In [None]:
# Importar as bibliotecas necessárias

from datetime import date
import json
import os
from pathlib import Path
from shutil import unpack_archive
import sys
from urllib.request import urlretrieve, HTTPError

In [None]:
# Resolver os 'imports' do projeto 

PROJECT_ROOT = Path().resolve().parent
sys.path.append(str(PROJECT_ROOT))

from   utils.classes.cvm_link import CvmLink
import utils.functions.date_transform as date_transform

In [None]:
# Traz as opções de configuração

json_file = os.path.abspath('../../options.json')

with open(json_file, 'r') as j_file:
    json_data = json.load(j_file)

In [None]:
# Declaração dos caminhos

dir_data = os.path.join(os.path.abspath('../../'), 'data')
dir_cvm  = os.path.join(dir_data, 'cvm')
dir_csv  = os.path.join(dir_cvm, json_data['DIR']['CVM']['CSV_NAME'])
dir_zip  = os.path.join(dir_cvm, json_data['DIR']['CVM']['ZIP_NAME'])

In [None]:
# Criar pastas para os arquivos

if not os.path.exists(dir_data):
    os.mkdir(dir_data)

if not os.path.exists(dir_cvm):
    os.mkdir(dir_cvm)

if not os.path.exists(dir_csv):
    os.mkdir(dir_csv)

if not os.path.exists(dir_zip):
    os.mkdir(dir_zip)

In [None]:
# Manejo da data dos investimentos

START_DATE = json_data["CONFIG"]["START_DATE"]
END_DATE   = json_data.get("CONFIG", False).get("END_DATE", False) or str(date.today())

start_date_object = date_transform.transform_date_string_on_number_list(START_DATE)
end_date_object   = date_transform.transform_date_string_on_number_list(END_DATE)


In [None]:
# Adicionar um 'END_DATE' no JSON que em caso de ausência
## A regra settada é: se a data é vazia ou inexistente, será settado como hoje.
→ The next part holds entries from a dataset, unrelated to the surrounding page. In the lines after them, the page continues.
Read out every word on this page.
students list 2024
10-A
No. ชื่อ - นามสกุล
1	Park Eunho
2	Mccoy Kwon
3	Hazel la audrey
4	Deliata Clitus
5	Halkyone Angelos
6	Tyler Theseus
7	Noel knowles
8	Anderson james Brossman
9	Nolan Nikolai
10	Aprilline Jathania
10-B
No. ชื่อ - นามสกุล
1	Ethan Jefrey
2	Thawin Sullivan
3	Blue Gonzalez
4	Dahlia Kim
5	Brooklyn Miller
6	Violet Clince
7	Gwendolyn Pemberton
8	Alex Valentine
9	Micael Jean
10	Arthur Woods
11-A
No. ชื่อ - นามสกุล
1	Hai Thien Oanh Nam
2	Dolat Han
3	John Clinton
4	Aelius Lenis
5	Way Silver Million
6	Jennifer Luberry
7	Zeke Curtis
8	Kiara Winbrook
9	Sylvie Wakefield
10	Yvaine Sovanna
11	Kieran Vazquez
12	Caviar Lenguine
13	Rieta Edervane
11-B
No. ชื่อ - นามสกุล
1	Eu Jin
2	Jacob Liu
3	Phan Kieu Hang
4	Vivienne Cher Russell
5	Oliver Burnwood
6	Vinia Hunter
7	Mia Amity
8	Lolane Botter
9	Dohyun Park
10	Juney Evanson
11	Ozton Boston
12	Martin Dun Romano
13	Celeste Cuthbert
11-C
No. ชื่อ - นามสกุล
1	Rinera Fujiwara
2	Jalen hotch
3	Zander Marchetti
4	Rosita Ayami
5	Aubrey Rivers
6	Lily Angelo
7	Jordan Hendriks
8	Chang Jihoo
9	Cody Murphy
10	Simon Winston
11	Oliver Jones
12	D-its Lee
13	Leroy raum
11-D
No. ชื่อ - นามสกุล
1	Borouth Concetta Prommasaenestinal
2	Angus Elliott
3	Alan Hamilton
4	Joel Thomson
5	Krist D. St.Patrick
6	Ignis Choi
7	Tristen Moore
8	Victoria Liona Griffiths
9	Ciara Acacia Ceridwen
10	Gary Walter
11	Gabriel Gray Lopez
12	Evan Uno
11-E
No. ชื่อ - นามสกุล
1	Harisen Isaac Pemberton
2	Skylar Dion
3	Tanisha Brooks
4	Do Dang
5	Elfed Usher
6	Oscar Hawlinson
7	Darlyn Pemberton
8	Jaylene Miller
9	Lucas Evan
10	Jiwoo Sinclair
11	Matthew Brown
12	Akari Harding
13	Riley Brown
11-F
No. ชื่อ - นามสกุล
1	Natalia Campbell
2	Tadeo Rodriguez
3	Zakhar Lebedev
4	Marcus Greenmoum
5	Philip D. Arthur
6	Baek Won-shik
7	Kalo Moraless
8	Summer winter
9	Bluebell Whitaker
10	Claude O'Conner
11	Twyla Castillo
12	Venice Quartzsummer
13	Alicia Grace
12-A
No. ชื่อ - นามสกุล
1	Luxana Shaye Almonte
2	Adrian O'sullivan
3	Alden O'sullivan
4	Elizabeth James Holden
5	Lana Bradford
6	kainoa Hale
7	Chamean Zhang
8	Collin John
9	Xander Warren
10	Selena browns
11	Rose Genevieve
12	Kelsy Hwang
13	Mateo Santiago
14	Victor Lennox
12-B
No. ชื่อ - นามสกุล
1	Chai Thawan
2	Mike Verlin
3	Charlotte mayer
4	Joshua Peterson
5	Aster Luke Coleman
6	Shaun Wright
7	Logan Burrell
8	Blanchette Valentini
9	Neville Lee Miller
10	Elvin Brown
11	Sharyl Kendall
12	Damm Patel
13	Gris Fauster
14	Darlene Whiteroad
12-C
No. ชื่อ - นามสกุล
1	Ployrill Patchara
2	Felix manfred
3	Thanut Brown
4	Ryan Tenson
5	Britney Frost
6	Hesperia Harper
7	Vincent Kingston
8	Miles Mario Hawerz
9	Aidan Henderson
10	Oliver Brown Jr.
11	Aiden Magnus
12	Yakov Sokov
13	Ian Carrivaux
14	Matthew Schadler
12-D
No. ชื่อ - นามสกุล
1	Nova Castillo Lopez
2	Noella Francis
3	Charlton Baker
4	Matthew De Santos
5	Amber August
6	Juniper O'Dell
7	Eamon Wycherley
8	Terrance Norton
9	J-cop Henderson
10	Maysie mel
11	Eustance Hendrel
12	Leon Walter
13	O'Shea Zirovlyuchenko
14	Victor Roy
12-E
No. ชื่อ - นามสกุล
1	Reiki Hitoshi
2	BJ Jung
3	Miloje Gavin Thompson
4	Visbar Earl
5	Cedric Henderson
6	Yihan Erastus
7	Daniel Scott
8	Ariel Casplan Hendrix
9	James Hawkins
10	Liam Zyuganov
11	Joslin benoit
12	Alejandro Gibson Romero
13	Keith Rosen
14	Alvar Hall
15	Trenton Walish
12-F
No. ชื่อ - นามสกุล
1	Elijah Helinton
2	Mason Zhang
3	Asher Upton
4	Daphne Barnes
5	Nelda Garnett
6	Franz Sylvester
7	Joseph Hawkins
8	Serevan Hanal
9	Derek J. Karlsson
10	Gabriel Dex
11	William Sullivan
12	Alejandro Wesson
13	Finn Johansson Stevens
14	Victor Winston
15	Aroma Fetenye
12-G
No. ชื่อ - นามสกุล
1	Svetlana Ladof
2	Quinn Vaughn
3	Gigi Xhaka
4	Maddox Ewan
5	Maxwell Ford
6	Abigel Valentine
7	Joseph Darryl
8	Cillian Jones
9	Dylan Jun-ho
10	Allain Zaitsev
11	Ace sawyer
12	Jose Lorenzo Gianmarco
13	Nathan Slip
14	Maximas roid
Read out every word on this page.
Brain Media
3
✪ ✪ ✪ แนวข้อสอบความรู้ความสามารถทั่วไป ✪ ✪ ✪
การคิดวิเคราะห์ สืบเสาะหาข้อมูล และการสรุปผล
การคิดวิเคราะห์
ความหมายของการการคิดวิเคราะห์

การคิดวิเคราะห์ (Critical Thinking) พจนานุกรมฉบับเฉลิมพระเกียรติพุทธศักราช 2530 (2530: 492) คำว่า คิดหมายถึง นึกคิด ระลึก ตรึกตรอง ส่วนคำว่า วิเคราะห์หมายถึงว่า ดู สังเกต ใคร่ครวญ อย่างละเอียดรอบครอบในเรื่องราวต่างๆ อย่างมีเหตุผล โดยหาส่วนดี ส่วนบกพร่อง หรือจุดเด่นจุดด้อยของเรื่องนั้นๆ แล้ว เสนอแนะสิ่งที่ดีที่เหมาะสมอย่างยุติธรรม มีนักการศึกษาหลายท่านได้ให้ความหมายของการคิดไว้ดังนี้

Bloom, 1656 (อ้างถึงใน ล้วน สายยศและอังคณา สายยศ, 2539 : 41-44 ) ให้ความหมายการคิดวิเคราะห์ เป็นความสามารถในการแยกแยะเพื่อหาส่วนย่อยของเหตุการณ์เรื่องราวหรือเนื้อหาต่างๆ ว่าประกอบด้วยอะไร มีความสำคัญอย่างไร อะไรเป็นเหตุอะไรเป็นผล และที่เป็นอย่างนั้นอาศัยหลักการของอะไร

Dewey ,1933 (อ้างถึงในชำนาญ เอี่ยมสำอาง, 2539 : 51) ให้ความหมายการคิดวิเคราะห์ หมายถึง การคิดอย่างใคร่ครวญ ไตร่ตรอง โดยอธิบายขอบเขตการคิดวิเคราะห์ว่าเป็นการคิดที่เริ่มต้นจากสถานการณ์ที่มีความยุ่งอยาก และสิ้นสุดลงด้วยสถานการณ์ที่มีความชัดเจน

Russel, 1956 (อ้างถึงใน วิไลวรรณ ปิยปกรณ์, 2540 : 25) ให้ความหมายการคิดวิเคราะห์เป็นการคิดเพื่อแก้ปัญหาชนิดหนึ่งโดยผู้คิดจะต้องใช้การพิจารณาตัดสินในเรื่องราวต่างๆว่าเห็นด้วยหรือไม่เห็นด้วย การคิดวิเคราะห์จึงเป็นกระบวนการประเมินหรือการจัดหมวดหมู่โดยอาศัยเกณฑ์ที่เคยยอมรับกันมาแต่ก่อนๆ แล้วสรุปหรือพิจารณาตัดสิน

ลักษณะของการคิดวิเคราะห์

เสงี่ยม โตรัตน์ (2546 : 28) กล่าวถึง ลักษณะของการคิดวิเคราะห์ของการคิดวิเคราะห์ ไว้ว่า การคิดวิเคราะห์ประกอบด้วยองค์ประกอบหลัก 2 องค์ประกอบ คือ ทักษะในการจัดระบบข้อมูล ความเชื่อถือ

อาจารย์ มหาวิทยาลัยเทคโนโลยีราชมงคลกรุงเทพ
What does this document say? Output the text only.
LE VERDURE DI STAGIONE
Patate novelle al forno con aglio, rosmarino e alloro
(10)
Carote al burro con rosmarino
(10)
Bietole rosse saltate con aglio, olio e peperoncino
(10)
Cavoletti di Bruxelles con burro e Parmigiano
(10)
if json_data.get("CONFIG", False).get("END_DATE", False) == False or json_data['CONFIG']['END_DATE'] == '':
    file_content = ''
    with open(json_file, 'r', encoding='utf8') as j_file:
        
        file_content = json.load(j_file)
        file_content['CONFIG']['END_DATE'] = END_DATE

    with open(json_file, 'w', encoding='utf8') as j_file:
        json.dump(file_content, j_file, indent=4, ensure_ascii=False)

In [None]:
# Realizar download dos arquivos da CVM

uvm_class = CvmLink()

for year in range (start_date_object['year'], end_date_object['year'] + 1):
    start_month_loop, end_month_loop = date_transform.get_date_loop(start_date_object['year'], end_date_object['year'] + 1, start_date_object['month'], end_date_object['month'], year)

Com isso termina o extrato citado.